Linear and Nonlinear Elasticity of Networks Made of Comb-like Polymers and Bottle-Brushes

We study mechanical properties of networks made of combs and bottle-brushes by computer simulations, theoretical calculations and experimental techniques. The networks are prepared by cross-linking backbones of combs or bottle-brushes with linear chains. This results in ``hybrid'' networks consisting of linear chains and strands of combs or bottle-brushes.

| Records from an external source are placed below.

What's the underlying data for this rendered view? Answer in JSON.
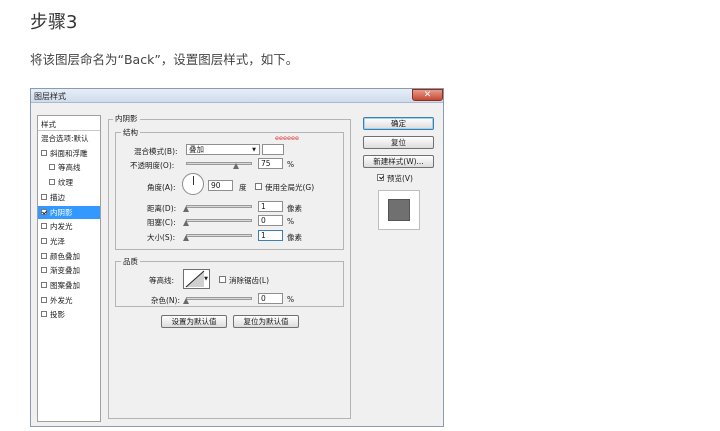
{
  "article": {
    "step_title": "步骤3",
    "instruction": "将该图层命名为“Back”，设置图层样式，如下。"
  },
  "dialog": {
    "title": "图层样式",
    "close_glyph": "✕",
    "styles_header": "样式",
    "style_items": [
      {
        "label": "混合选项:默认",
        "checkbox": false,
        "checked": false,
        "indent": 0
      },
      {
        "label": "斜面和浮雕",
        "checkbox": true,
        "checked": false,
        "indent": 0
      },
      {
        "label": "等高线",
        "checkbox": true,
        "checked": false,
        "indent": 1
      },
      {
        "label": "纹理",
        "checkbox": true,
        "checked": false,
        "indent": 1
      },
      {
        "label": "描边",
        "checkbox": true,
        "checked": false,
        "indent": 0
      },
      {
        "label": "内阴影",
        "checkbox": true,
        "checked": true,
        "indent": 0,
        "selected": true
      },
      {
        "label": "内发光",
        "checkbox": true,
        "checked": false,
        "indent": 0
      },
      {
        "label": "光泽",
        "checkbox": true,
        "checked": false,
        "indent": 0
      },
      {
        "label": "颜色叠加",
        "checkbox": true,
        "checked": false,
        "indent": 0
      },
      {
        "label": "渐变叠加",
        "checkbox": true,
        "checked": false,
        "indent": 0
      },
      {
        "label": "图案叠加",
        "checkbox": true,
        "checked": false,
        "indent": 0
      },
      {
        "label": "外发光",
        "checkbox": true,
        "checked": false,
        "indent": 0
      },
      {
        "label": "投影",
        "checkbox": true,
        "checked": false,
        "indent": 0
      }
    ],
    "inner_shadow": {
      "section_title": "内阴影",
      "structure": {
        "title": "结构",
        "blend_mode_label": "混合模式(B):",
        "blend_mode_value": "叠加",
        "color_hex_label": "eeeeee",
        "color_swatch": "#ffffff",
        "opacity_label": "不透明度(O):",
        "opacity_value": "75",
        "opacity_unit": "%",
        "opacity_fraction": 0.75,
        "angle_label": "角度(A):",
        "angle_value": "90",
        "angle_unit": "度",
        "global_light_label": "使用全局光(G)",
        "global_light_checked": false,
        "distance_label": "距离(D):",
        "distance_value": "1",
        "distance_unit": "像素",
        "choke_label": "阻塞(C):",
        "choke_value": "0",
        "choke_unit": "%",
        "size_label": "大小(S):",
        "size_value": "1",
        "size_unit": "像素"
      },
      "quality": {
        "title": "品质",
        "contour_label": "等高线:",
        "antialias_label": "消除锯齿(L)",
        "antialias_checked": false,
        "noise_label": "杂色(N):",
        "noise_value": "0",
        "noise_unit": "%"
      },
      "make_default_label": "设置为默认值",
      "reset_default_label": "复位为默认值"
    },
    "buttons": {
      "ok": "确定",
      "cancel": "复位",
      "new_style": "新建样式(W)...",
      "preview_label": "预览(V)",
      "preview_checked": true
    },
    "colors": {
      "selection": "#3399ff",
      "hex_text": "#e03030",
      "preview_fill": "#707070"
    }
  }
}
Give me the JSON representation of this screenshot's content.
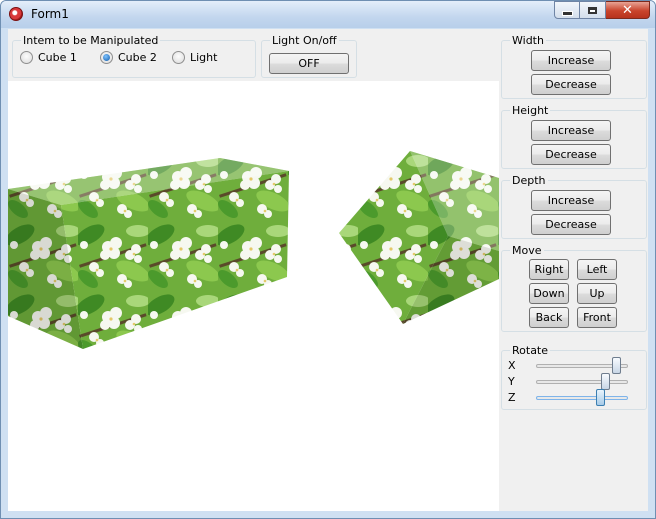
{
  "window": {
    "title": "Form1"
  },
  "manipulate_group": {
    "title": "Intem to be Manipulated",
    "options": [
      {
        "label": "Cube 1",
        "selected": false
      },
      {
        "label": "Cube 2",
        "selected": true
      },
      {
        "label": "Light",
        "selected": false
      }
    ]
  },
  "light_group": {
    "title": "Light On/off",
    "button_label": "OFF"
  },
  "width_group": {
    "title": "Width",
    "increase_label": "Increase",
    "decrease_label": "Decrease"
  },
  "height_group": {
    "title": "Height",
    "increase_label": "Increase",
    "decrease_label": "Decrease"
  },
  "depth_group": {
    "title": "Depth",
    "increase_label": "Increase",
    "decrease_label": "Decrease"
  },
  "move_group": {
    "title": "Move",
    "right_label": "Right",
    "left_label": "Left",
    "down_label": "Down",
    "up_label": "Up",
    "back_label": "Back",
    "front_label": "Front"
  },
  "rotate_group": {
    "title": "Rotate",
    "sliders": [
      {
        "axis": "X",
        "value": 0.92
      },
      {
        "axis": "Y",
        "value": 0.78
      },
      {
        "axis": "Z",
        "value": 0.72
      }
    ]
  },
  "colors": {
    "accent": "#3c7fb1",
    "leaf_green": "#4e9a2e",
    "blossom": "#f4f7ee"
  }
}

In the framework of the phantom network model, the network modulus at small deformations $G_{\mathrm{0}}$ can be represented as a sum of contributions from linear chains, $G_{\mathrm{0,l}}$, and strands of comb or bottle-brush, $G_{\mathrm{0,bb}}$. If the length of extended backbone between crosslinks, $R_{\mathrm{max}}$, is much longer than the Kuhn length, $b_{k}$, the modulus scales with the degree of polymerization of the side chains, $n_{\mathrm{sc}}$, and number of monomers between side chains, $n_{\mathrm{g}}$, as $G_{\mathrm{0,bb}}\propto $(n$_{\mathrm{sc}}$/n$_{\mathrm{g}}+$1)$^{\mathrm{-1}}$. In the limit when $b_{k}$ becomes of the order of $R_{\mathrm{max}}$, the combs and bottle-brushes can be considered as semiflexible chains, resulting in a network modulus to be $G_{\mathrm{0,bb}}\propto $(n$_{\mathrm{sc}}$/n$_{\mathrm{g}}+$1)$^{\mathrm{-1}}$(n$_{\mathrm{sc}}^{\mathrm{1/2}}$/n$_{\mathrm{g}})$. In the nonlinear deformation regime, the strain-hardening behavior is described by the nonlinear network deformation model, which predicts that the true stress is a universal function of the structural modulus, $G$, first strain invariant, $I_{\mathrm{1}}$, and deformation ratio, $\beta $. The results of the computer simulations and predictions of the theoretical model are in a good agreement with experimental results.